En réalité, si ces bombardements nucléaires eurent lieu, c’est pour deux autres raisons :
– d’une part par un esprit de pure vengeance, à l’encontre d’un peuple désarmé mais dont l’armée s’était livrée à des violences et des raffinements de cruauté inouïes, notamment lors du “sac de Nankin” de 1937 en Chine (entre 20 000 et 80 000 femmes et enfants furent violés par les soldats de l’armée impériale japonaise) et pendant toute la Guerre du Pacifique.
– d’autre part, et c’est ce qui a été mis à jour par les documents secrets rendus publics, par la volonté américaine d’administrer à Staline une démonstration de force. Ces opérations de terreur visaient en fait le même objectif que l’horreur du bombardement de la ville allemande de Dresde, qui fut entièrement rasée, du 13 au 15 février 1945, par la Royal Air Force (RAF) et les United States Army Air Forces (USAAF) avec des bombes à fragmentation et incendiaires, provoquant plusieurs dizaines de milliers de morts civils.
L’objectif était d’impressionner les Soviétiques, d’arrêter leur avance à la fois sur le front Ouest et en Extrême-Orient.
Comme l’a très précisément analysé Frédéric Clairmont dans le mensuel “Le Monde Diplomatique” d’août 1990, ces bombardements de Dresde, Hiroshima et Nagasaki marquaient, en fait, le début de la guerre froide.

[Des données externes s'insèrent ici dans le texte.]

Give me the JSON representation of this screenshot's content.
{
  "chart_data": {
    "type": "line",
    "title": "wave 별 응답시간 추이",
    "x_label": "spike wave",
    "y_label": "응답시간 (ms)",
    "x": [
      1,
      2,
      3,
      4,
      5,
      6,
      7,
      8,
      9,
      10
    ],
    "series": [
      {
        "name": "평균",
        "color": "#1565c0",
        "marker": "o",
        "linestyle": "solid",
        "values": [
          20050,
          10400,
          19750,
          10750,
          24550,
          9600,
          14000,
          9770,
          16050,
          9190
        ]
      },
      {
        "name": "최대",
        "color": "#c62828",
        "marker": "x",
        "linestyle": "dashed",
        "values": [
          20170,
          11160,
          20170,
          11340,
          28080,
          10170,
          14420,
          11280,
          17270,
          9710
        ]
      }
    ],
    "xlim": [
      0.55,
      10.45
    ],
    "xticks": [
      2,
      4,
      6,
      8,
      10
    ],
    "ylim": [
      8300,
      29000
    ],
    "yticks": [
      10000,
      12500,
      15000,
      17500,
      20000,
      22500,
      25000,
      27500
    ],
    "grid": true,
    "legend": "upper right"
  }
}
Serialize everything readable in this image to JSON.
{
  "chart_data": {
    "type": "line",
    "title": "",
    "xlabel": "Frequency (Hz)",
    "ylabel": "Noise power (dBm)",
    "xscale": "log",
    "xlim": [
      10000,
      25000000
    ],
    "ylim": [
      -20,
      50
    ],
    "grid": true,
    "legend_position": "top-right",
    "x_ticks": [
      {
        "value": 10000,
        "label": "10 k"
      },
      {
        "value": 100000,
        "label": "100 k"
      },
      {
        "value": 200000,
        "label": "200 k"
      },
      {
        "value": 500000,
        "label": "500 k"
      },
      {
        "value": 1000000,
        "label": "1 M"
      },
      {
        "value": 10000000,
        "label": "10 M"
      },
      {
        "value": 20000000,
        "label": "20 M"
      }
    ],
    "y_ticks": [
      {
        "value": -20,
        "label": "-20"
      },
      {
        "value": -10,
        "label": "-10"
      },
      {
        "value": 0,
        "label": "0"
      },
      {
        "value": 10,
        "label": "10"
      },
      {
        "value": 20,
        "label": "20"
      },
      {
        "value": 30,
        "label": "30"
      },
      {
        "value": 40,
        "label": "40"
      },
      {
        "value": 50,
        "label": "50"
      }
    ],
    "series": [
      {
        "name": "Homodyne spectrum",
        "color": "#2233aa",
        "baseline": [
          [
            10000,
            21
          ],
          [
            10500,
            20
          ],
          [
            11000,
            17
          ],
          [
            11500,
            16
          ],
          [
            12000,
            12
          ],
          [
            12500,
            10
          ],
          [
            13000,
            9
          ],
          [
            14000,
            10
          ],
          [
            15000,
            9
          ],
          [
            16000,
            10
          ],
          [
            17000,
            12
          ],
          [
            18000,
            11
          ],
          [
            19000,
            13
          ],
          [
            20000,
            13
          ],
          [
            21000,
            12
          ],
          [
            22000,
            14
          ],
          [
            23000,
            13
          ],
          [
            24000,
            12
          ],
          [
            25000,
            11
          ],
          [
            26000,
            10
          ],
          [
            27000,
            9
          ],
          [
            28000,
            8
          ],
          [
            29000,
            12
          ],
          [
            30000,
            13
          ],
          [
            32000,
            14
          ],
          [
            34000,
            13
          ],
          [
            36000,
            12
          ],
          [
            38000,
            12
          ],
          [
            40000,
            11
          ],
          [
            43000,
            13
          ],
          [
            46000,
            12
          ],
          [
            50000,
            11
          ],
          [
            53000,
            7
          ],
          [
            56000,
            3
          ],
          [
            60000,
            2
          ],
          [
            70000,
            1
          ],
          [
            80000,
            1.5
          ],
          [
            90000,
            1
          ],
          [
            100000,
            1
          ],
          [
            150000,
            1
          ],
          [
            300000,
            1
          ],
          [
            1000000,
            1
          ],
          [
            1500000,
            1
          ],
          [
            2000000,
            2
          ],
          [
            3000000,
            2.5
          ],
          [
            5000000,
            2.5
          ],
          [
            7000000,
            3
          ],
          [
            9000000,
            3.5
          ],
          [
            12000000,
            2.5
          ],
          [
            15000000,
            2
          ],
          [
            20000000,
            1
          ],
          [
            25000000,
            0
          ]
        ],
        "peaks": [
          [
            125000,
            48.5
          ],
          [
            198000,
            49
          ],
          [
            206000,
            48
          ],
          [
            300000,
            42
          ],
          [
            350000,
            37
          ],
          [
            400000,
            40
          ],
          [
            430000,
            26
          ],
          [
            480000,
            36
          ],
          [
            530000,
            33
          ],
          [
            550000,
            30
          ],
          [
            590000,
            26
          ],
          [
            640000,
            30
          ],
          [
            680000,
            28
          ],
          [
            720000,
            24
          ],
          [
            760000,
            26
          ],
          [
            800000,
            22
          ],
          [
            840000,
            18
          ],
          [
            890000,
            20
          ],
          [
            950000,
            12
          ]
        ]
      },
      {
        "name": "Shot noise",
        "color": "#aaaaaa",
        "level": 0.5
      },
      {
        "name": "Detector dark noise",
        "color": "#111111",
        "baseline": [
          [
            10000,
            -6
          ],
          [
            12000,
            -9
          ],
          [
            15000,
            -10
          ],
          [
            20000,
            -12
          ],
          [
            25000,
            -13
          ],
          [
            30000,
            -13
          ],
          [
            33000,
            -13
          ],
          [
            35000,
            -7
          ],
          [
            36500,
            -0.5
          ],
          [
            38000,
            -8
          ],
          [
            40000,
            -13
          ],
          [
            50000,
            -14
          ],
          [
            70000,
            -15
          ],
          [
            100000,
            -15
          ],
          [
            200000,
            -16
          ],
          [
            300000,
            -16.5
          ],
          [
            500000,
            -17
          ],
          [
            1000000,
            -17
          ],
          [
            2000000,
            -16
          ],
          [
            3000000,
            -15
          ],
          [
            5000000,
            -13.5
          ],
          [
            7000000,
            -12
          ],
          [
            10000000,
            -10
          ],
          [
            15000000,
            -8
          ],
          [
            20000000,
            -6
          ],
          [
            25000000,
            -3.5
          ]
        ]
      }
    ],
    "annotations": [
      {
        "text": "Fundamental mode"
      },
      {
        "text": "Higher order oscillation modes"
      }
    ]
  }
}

http://www.dissident-media.org/infonucleaire/raisons.html
CONCLUSION : TOKYO, HIROSHIMA ET NAGASAKI, CRIMES CONTRE L’HUMANITÉ JAMAIS JUGÉS
Tout comme le bombardement de Dresde ne dédouane évidemment pas l’horreur des crimes nazis, les bombardements de Tokyo (par des bombes incendiaires, qui fit 100.000 morts en février-mars 1945) et ceux de Hiroshima et Nagasaki ne sauraient atténuer l’ampleur des atrocités perpétrées par le Japon militariste.
Il n’en demeure pas moins que, commis par les troupes américaines alors que la guerre était quasiment achevée, et ayant tué des centaines de milliers de civils sans défense, ils constituent des crimes de guerre, et même des crimes contre l’humanité, qui n’ont jamais été jugés.
Le temps ayant passé, le gouvernement américain actuel s’honorerait s’il reconnaissait la responsabilité de la nation américaine dans ces crimes, s’il présentait ses excuses officielles, et s’il subvenait au dédommagement des quelques dizaines de milliers de survivants.
Il s’honorerait plus encore s’il adoptait une politique de lutte réelle contre les armes de destruction massive, c’est-à-dire s’il commençait par s’appliquer d’abord à lui-même la politique qu’il exige des autres.
Je rappelle que les dépenses d’armement américaines sont actuellement de l’ordre de 50% des dépenses d’armement mondiales. C’est-à-dire que les États-Unis dépensent à eux seuls autant d’argent pour s’armer que les 192 autres États actuellement membres de l’Organisation des Nations-Unies.